Повторим, В.Правдухину, как и большинству интеллигентов из народа, шагнувших в большую литературу с огромным запасом энтузиазма и творческой свободы, было свойственно острое чувство времени. Не вчерашних Епиходовых и Мефистофелей он хотел видеть в новой литературе, а героев-самородков, умеющих переплавлять жизнь в искусство без отходов и шлаков, без насилия над собой и своим горлом.

Отступление
второе. Маяковские дней сегодняшних окончательно воплотились в Епиходовых.
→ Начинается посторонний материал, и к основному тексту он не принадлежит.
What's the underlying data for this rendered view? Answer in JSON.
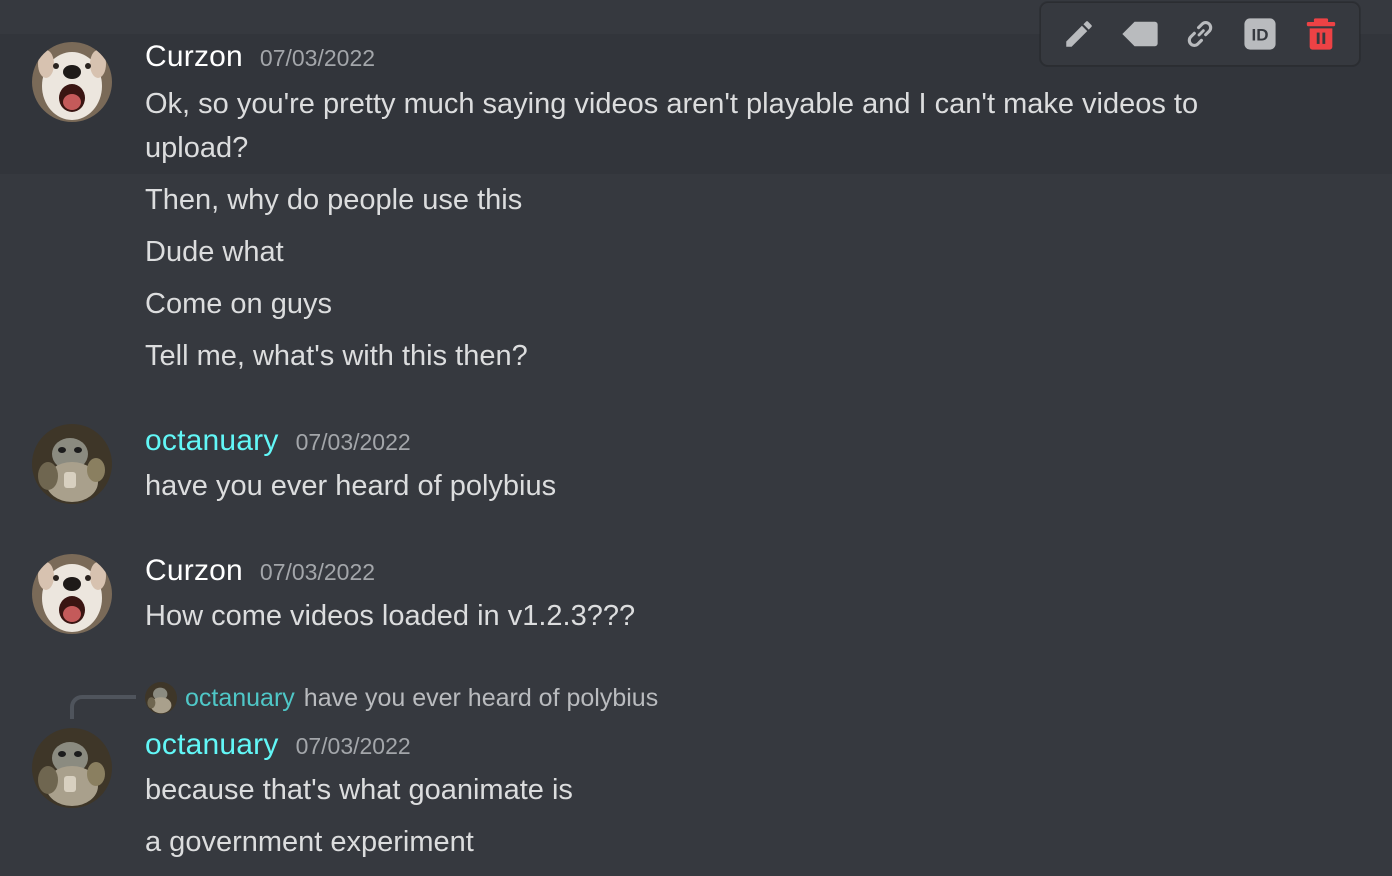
{
  "toolbar": {
    "edit_icon": "pencil-icon",
    "reply_icon": "reply-icon",
    "link_icon": "link-icon",
    "id_label": "ID",
    "delete_icon": "trash-icon",
    "delete_color": "#ed4245"
  },
  "messages": [
    {
      "author": "Curzon",
      "author_color": "#ffffff",
      "timestamp": "07/03/2022",
      "lines": [
        "Ok, so you're pretty much saying videos aren't playable and I can't make videos to",
        "upload?",
        "Then, why do people use this",
        "Dude what",
        "Come on guys",
        "Tell me, what's with this then?"
      ]
    },
    {
      "author": "octanuary",
      "author_color": "#62f7f7",
      "timestamp": "07/03/2022",
      "lines": [
        "have you ever heard of polybius"
      ]
    },
    {
      "author": "Curzon",
      "author_color": "#ffffff",
      "timestamp": "07/03/2022",
      "lines": [
        "How come videos loaded in v1.2.3???"
      ]
    },
    {
      "reply_to": {
        "author": "octanuary",
        "text": "have you ever heard of polybius"
      },
      "author": "octanuary",
      "author_color": "#62f7f7",
      "timestamp": "07/03/2022",
      "lines": [
        "because that's what goanimate is",
        "a government experiment"
      ]
    }
  ]
}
Как герой Чехова, который, начитавшись Ницше, не знал, «жить мне или застрелиться», так и поэты вроде Т.Кибирова с Д. Приговым или Л.Рубинштейна с Л.Лосевым, вкусив Запада, уже не знают, как им писать — реально или виртуально, да и писать ли вообще.

Вс.Иванов — автор повестей о сибирских партизанах, еще один талант, нуждающийся в очистительной критике со словесной картечью пополам. Восхищаясь «Партизанами», их «художественной простотой и внутренней силой» («здоровое, нужное нам произведение»), В.Правдухин сожалеет о нарочитости и искусственности «Цветных ветров» («много изломов, нехудожественных насилий над читателем») и негодует по поводу свежеиспеченных «Голубых песков» («полны искусственных символов»). Вполне возможно, что испортило сибирского самородка увлечение «внешним мастерством… без устремления в глубь жизни», ядовитым цветом расцветшее в столицах. Мягче, чем «литературные евнухи» писателей, вроде Шершеневича и Мариенгофа, «футуристов и т.п.» В.Правдухин назвать не может. Ибо нет в них главного «социальности искусства, его стихийно-оргийной насыщенности» (с.72). Иначе говоря, нет в них страсти — «жадности в усвоении жизни, органичного претворения и воссоздания в присущих ей формах».

Отступление третье. Евнухи сегодняшней литературы освободили себя настолько, что не стесняются своего изъяна — хронического бесплодия — но напротив, выставляют его напоказ, как древние киники. Ибо главное в творчестве, как говорит герой одного современного романа, «не то, что вы создали, а как вы это назвали»; главное не «искусство, а его понимание», талант же вещь не модная, а презираемая. В этом «низведении света на землю» и его последующем затаптывании в грязь больше, чем просто шалости или эпатажа, это новая реальность новых варваров, от которой стынет кровь, холодеет внутри.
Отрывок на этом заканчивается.